Most of these exchanges will also typically have their own native cryptocurrency. However, its primary role will be to reduce transaction fees on the CEX. These exchanges follow regulatory guidelines and will require users to complete a Know Your Customer (KYC) process.
If you want to begin your path toward making cryptocurrency investments and want to leverage the power of automation, you can utilize ZenDCA to automate any on-exchange process.
Jumping Into Decentralized Exchanges (DEXs)
Decentralized exchanges, on the other hand, do things a bit differently. A decentralized exchange does not need to rely on a central authority at any point in time, as it uses a system of users and their devices to remain online.

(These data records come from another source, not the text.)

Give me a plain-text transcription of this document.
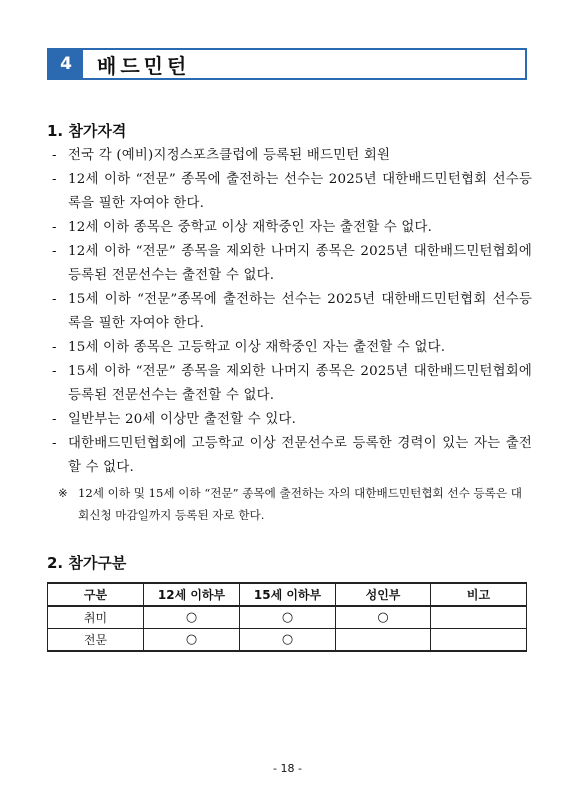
4	배드민턴
1. 참가자격
- 전국 각 (예비)지정스포츠클럽에 등록된 배드민턴 회원
- 12세 이하 “전문” 종목에 출전하는 선수는 2025년 대한배드민턴협회 선수등록을 필한 자여야 한다.
- 12세 이하 종목은 중학교 이상 재학중인 자는 출전할 수 없다.
- 12세 이하 “전문” 종목을 제외한 나머지 종목은 2025년 대한배드민턴협회에 등록된 전문선수는 출전할 수 없다.
- 15세 이하 “전문”종목에 출전하는 선수는 2025년 대한배드민턴협회 선수등록을 필한 자여야 한다.
- 15세 이하 종목은 고등학교 이상 재학중인 자는 출전할 수 없다.
- 15세 이하 “전문” 종목을 제외한 나머지 종목은 2025년 대한배드민턴협회에 등록된 전문선수는 출전할 수 없다.
- 일반부는 20세 이상만 출전할 수 있다.
- 대한배드민턴협회에 고등학교 이상 전문선수로 등록한 경력이 있는 자는 출전할 수 없다.
※ 12세 이하 및 15세 이하 “전문” 종목에 출전하는 자의 대한배드민턴협회 선수 등록은 대회신청 마감일까지 등록된 자로 한다.
2. 참가구분
구분	12세 이하부	15세 이하부	성인부	비고
취미	○	○	○	
전문	○	○		
- 18 -
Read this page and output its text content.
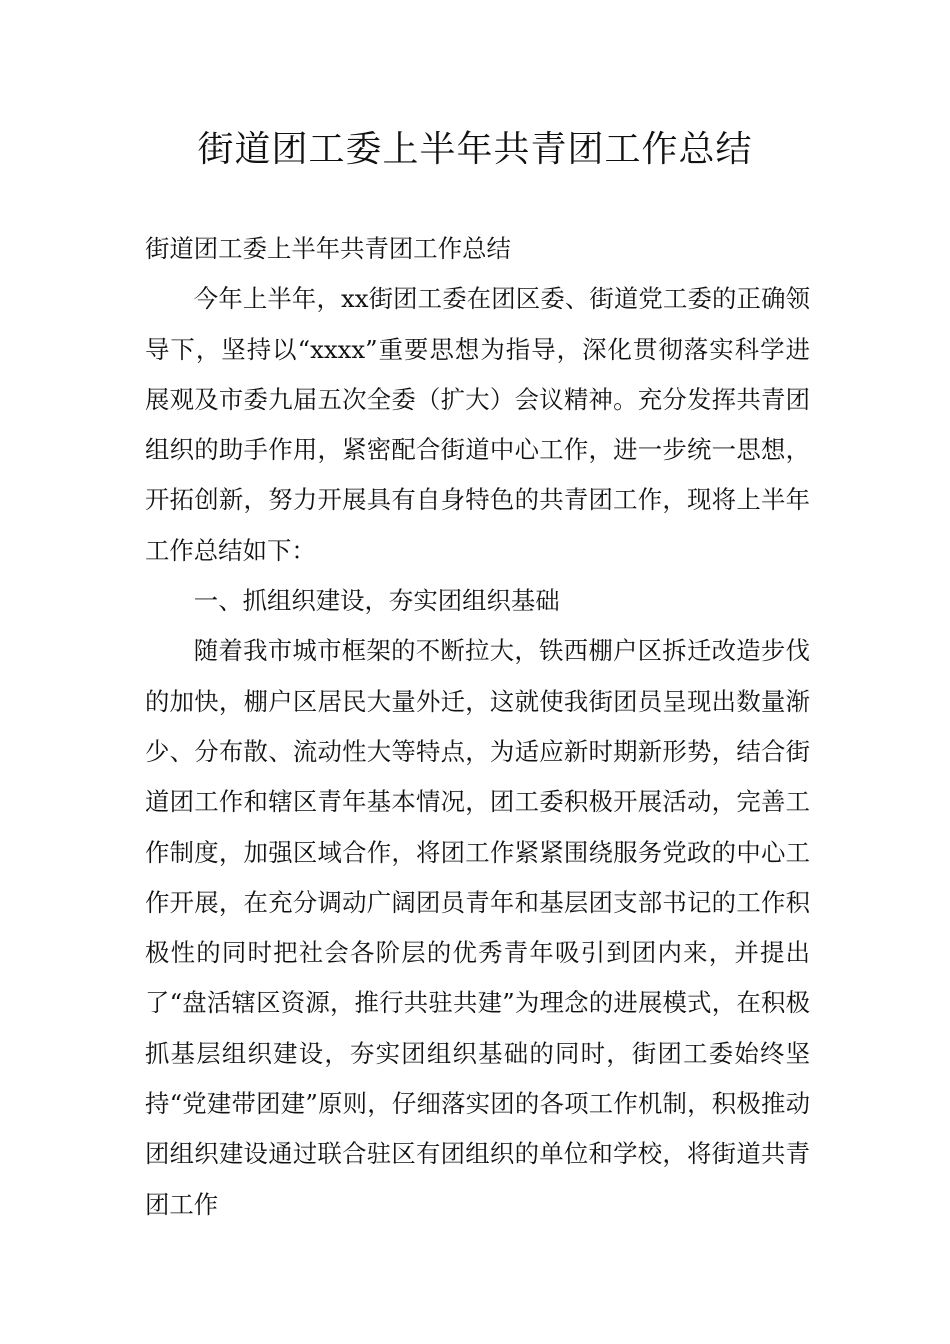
街道团工委上半年共青团工作总结

街道团工委上半年共青团工作总结

今年上半年，xx街团工委在团区委、街道党工委的正确领导下，坚持以“xxxx”重要思想为指导，深化贯彻落实科学进展观及市委九届五次全委（扩大）会议精神。充分发挥共青团组织的助手作用，紧密配合街道中心工作，进一步统一思想，开拓创新，努力开展具有自身特色的共青团工作，现将上半年工作总结如下：

一、抓组织建设，夯实团组织基础

随着我市城市框架的不断拉大，铁西棚户区拆迁改造步伐的加快，棚户区居民大量外迁，这就使我街团员呈现出数量渐少、分布散、流动性大等特点，为适应新时期新形势，结合街道团工作和辖区青年基本情况，团工委积极开展活动，完善工作制度，加强区域合作，将团工作紧紧围绕服务党政的中心工作开展，在充分调动广阔团员青年和基层团支部书记的工作积极性的同时把社会各阶层的优秀青年吸引到团内来，并提出了“盘活辖区资源，推行共驻共建”为理念的进展模式，在积极抓基层组织建设，夯实团组织基础的同时，街团工委始终坚持“党建带团建”原则，仔细落实团的各项工作机制，积极推动团组织建设通过联合驻区有团组织的单位和学校，将街道共青团工作
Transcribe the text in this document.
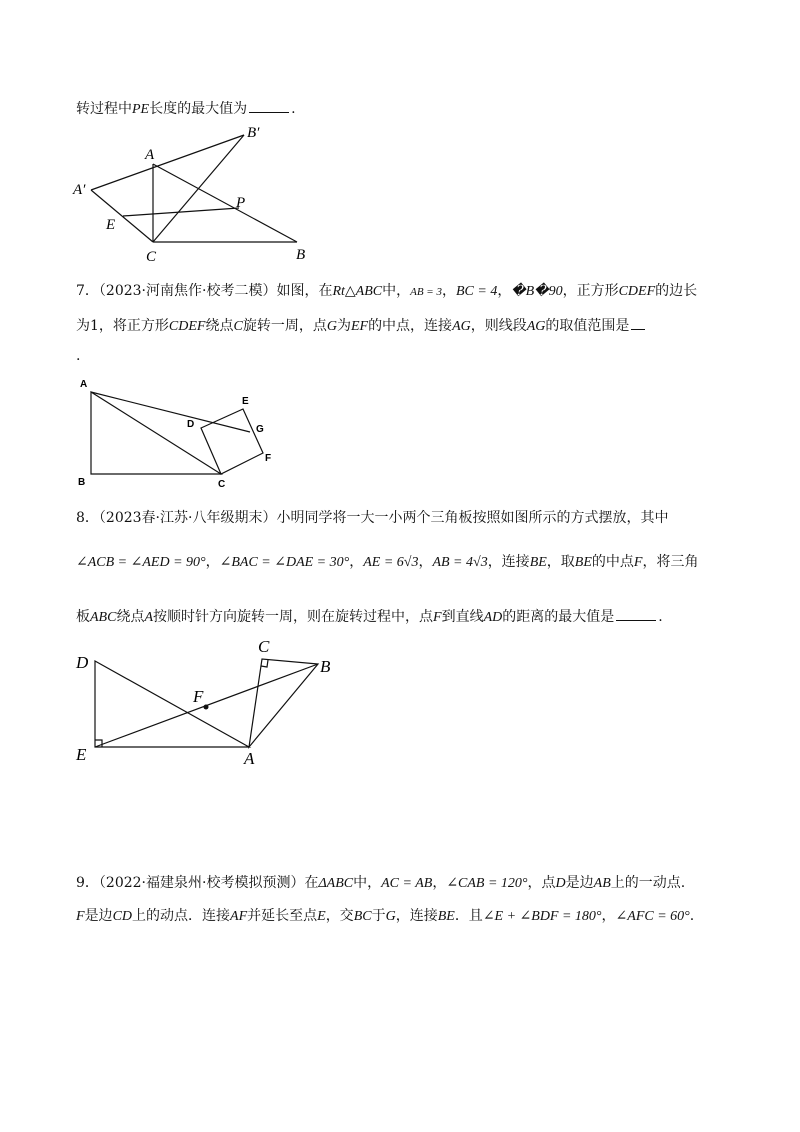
转过程中PE长度的最大值为	.
A
B′
A′
E
P
C	B
7．（2023·河南焦作·校考二模）如图，在Rt△ABC中，AB = 3，BC = 4，�B�90，正方形CDEF的边长
为1，将正方形CDEF绕点C旋转一周，点G为EF的中点，连接AG，则线段AG的取值范围是
.
A
E
D	G
F
B	C
8．（2023春·江苏·八年级期末）小明同学将一大一小两个三角板按照如图所示的方式摆放，其中
∠ACB = ∠AED = 90°，∠BAC = ∠DAE = 30°，AE = 6√3，AB = 4√3，连接BE，取BE的中点F，将三角
板ABC绕点A按顺时针方向旋转一周，则在旋转过程中，点F到直线AD的距离的最大值是	.
D
C
B
F
E	A
9．（2022·福建泉州·校考模拟预测）在ΔABC中，AC = AB，∠CAB = 120°，点D是边AB上的一动点.
F是边CD上的动点．连接AF并延长至点E，交BC于G，连接BE．且∠E + ∠BDF = 180°，∠AFC = 60°.
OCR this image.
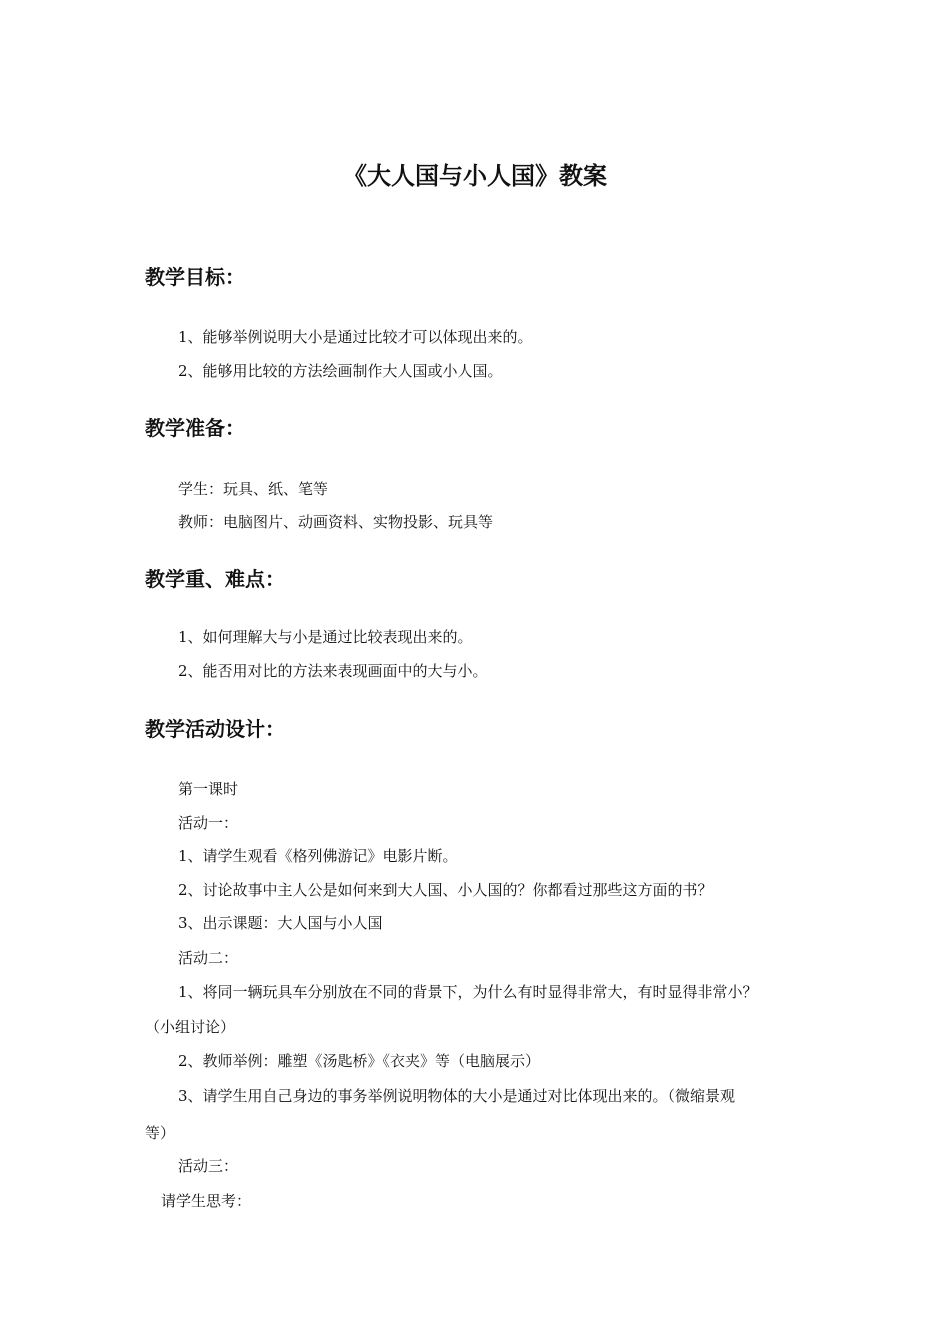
《大人国与小人国》教案
教学目标：

1、能够举例说明大小是通过比较才可以体现出来的。

2、能够用比较的方法绘画制作大人国或小人国。

教学准备：

学生：玩具、纸、笔等

教师：电脑图片、动画资料、实物投影、玩具等

教学重、难点：

1、如何理解大与小是通过比较表现出来的。

2、能否用对比的方法来表现画面中的大与小。

教学活动设计：

第一课时

活动一：

1、请学生观看《格列佛游记》电影片断。

2、讨论故事中主人公是如何来到大人国、小人国的？你都看过那些这方面的书？

3、出示课题：大人国与小人国

活动二：

1、将同一辆玩具车分别放在不同的背景下，为什么有时显得非常大，有时显得非常小？

（小组讨论）

2、教师举例：雕塑《汤匙桥》《衣夹》等（电脑展示）

3、请学生用自己身边的事务举例说明物体的大小是通过对比体现出来的。（微缩景观

等）

活动三：

请学生思考：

The network is decentralized and widely distributed, which means that each user has an equal share in the ownership of the exchange.
Furthermore, these DEXs will also have their own native cryptocurrency; however, in their case, it would get used for the process of governance, where users can vote for the future changes and developments of the exchange in question.
Another noteworthy difference is the fact that you cannot buy crypto with FIAT and that each user has full ownership over their private keys and cryptocurrency wallet.
While this gives each user a much higher level of security and control over their crypto, again, this is also a double-edged sword; if they lose access to or forget their private keys, they risk losing their cryptocurrencies forever. These exchanges do not require users to complete a Know Your Customer (KYC) process, ensuring that they remain anonymous.
Some of the most notable examples here include Uniswap, SushiSwap, Balancer, and Curve, each unique in its own way. Some DEXs have also been known to have liquidity issues because the users are the market makers, not the centralized exchange.
Most DEXs that implement the Automated Market Maker (AMM) model reward users who provide liquidity to their DEX with the native cryptocurrency, which is received as a reward.
Picking the Right Exchange For Your Needs
Many centralized cryptocurrency exchanges have failed historically. From Mt. Gox to a more recent example with FTX.com, centralized exchanges can suffer due to bad maintenance and bad management. However, there have also been numerous successful examples of solid, well-functioning exchanges which have stood the test of time.
If you are looking for an easy way to get into crypto and have no crypto, a CEX will be the perfect entry point, as you can buy crypto with FIAT, store them directly on the on-exchange wallet, and use features that are typically not found on DEXs.
However, once you get comfortable with using cryptocurrencies, switching to DEXs has been recommended by many due to the fact that you retain full control over your wallet, and there is a lesser risk of the DEX failing as it is fully decentralized and community-run.
There is a role for both types of exchanges in the crypto space, and each of them is favored by different people for different reasons. Each exchange type has its pros and cons, and ultimately, the choice depends on what the user actually needs.